The House Judiciary Committee is investigating banks for sharing Americans’ financial information with the FBI without regard for privacy concerns. In fact, there’s no doubt about the threat to civil liberties posed by the government’s leverage over the financial industry; that’s long established. At question in this investigation is whether the danger to our freedom inherent in that cozy relationship is being wielded in political warfare between the country’s political factions.
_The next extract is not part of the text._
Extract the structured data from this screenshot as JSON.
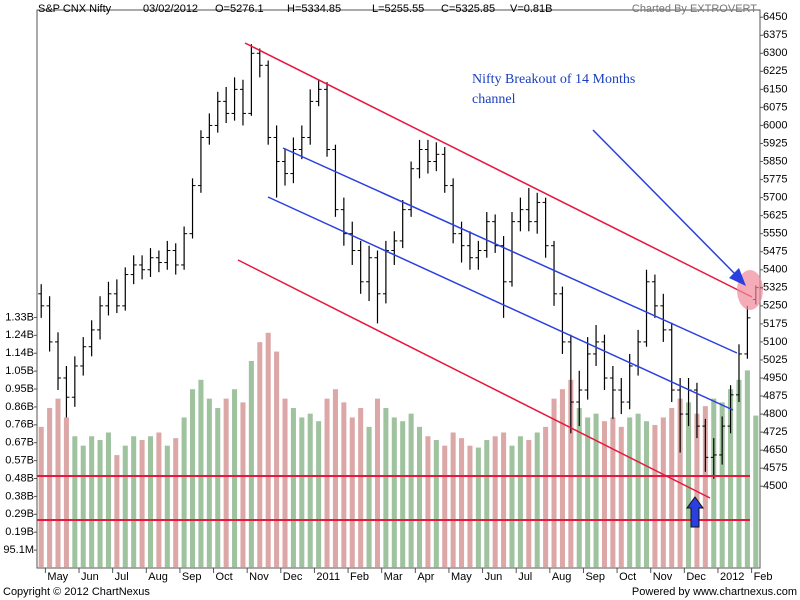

But the larger problem should be fixed no matter what lawmakers discover.

“Today, Chairman Jim Jordan (R-OH) subpoenaed Citibank for documents and communications related to the Judiciary Committee’s and Weaponization Select Subcommittee’s investigation into major banks sharing Americans’ private financial data with the Federal Bureau of Investigation (FBI) without legal process for transactions made in the Washington, D.C., area around Jan. 6, 2021,” the House Judiciary Committee announced August 17.

The subpoena followed June 12 queries to Citigroup, JPMorgan Chase & Company, PNC Financial Services, Truist, U.S. Bankcorp, and Wells Fargo after testimony by FBI whistleblowers that Bank of America voluntarily handed the FBI records on people who had used its services in the Washington, D.C. area around the time of the January 6 Capitol riot. “Individuals who had previously purchased a firearm with a BoA product were reportedly elevated to the top of the list,” according to a May report.